Figure 4 shows the average SEB (MJJA) and its main components as a function of elevation in 100 m bands for the six largest ice caps and their sub-areas defined in Fig. 1. For all the glaciers, SWnet was the major SEB component for melt energy, while LWnet was generally an energy sink. The SHF was an energy source in the lower ablation area, generally decreasing with elevation as air temperatures decrease. High air temperatures, explained by the Icelandic maritime climate during summer, and generally low glacier elevations explain the positive melt energy contribution of the SHF. The LHF was quite small in all the cases, with much less variability with elevation than other melt energy components. Due to high humidity, the LHF was mostly positive.
For Vatnajökull, SWnet diminishes on average by −6.45 W m−2 per 100 m, with lower gradients for the northeastern and northwestern outlets (−8.95 and −11.1 W m−2 per 100 m, respectively). For Hofsjökull lower values were observed for the southwestern outlets (−9.0 W m−2 per 100 m), with −6.8 to 8.0 W m−2 per 100 m for the southeastern and northern outlets, respectively. At Langjökull the northeastern and northwestern outlets have lower gradients (−9.2 and −10.1 W m−2 per 100 m) than the southern outlet (−8.7 W m−2 per 100 m). The smaller glaciers had similar average values, −8.2, −5.9 and −6.0 W m−2 per 100 m, for Eyjafjallajökull, Mýrdalsjökull and Drangajökull, respectively.

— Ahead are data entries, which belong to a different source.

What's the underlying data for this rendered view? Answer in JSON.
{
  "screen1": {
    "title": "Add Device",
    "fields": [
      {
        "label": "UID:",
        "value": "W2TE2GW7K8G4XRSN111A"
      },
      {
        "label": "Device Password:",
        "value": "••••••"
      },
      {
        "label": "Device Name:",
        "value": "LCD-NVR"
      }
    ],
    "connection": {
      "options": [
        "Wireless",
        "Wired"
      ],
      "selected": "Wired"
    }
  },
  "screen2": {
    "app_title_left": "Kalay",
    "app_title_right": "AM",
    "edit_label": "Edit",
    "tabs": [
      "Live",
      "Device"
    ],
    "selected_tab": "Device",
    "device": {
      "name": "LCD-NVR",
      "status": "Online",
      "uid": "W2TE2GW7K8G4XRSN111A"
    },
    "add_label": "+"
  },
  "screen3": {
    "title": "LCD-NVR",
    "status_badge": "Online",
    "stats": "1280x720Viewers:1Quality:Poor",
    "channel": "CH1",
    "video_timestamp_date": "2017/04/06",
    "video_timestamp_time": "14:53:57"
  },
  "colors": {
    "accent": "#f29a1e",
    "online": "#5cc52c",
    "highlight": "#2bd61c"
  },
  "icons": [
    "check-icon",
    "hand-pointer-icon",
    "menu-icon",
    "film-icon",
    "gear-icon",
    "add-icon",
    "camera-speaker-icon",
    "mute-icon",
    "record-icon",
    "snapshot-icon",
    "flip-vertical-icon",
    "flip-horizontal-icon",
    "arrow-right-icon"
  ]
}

Compared to other glaciers and ice sheets studied in the Northern Hemisphere, in the European Alps, Greenland and Svalbard, the results obtained are similar. SWnet is generally the main energy source for heating and melting of snow and ice during the melt season, and net long-wave radiation is an energy sink with a significant contribution from sensible heat fluxes, although significant variations can be found (Sicart et al., 2008; Oerlemans et al., 2009; van den Broeke et al., 2011; Franco et al., 2013; Karner et al., 2013; Huai et al., 2020). Partitioning of the SEB reveals a somewhat higher contribution from SWnet for Icelandic glaciers than other Northern Hemisphere glaciers and ice sheets, although this is dependent on local glacier conditions (Hock, 2005; Six et al., 2009). This was driven by lower albedo values due to LAPs, both deposited onto the surfaces of glaciers during summer and also from historical eruptions and dust events melting out in the impurity-rich bare-ice areas during the ablation season. Generally, the net radiation contribution by LWnet was mostly an energy sink (negative), reducing the SWnet contribution and increasing the relative contribution of the sensible heat fluxes to melt.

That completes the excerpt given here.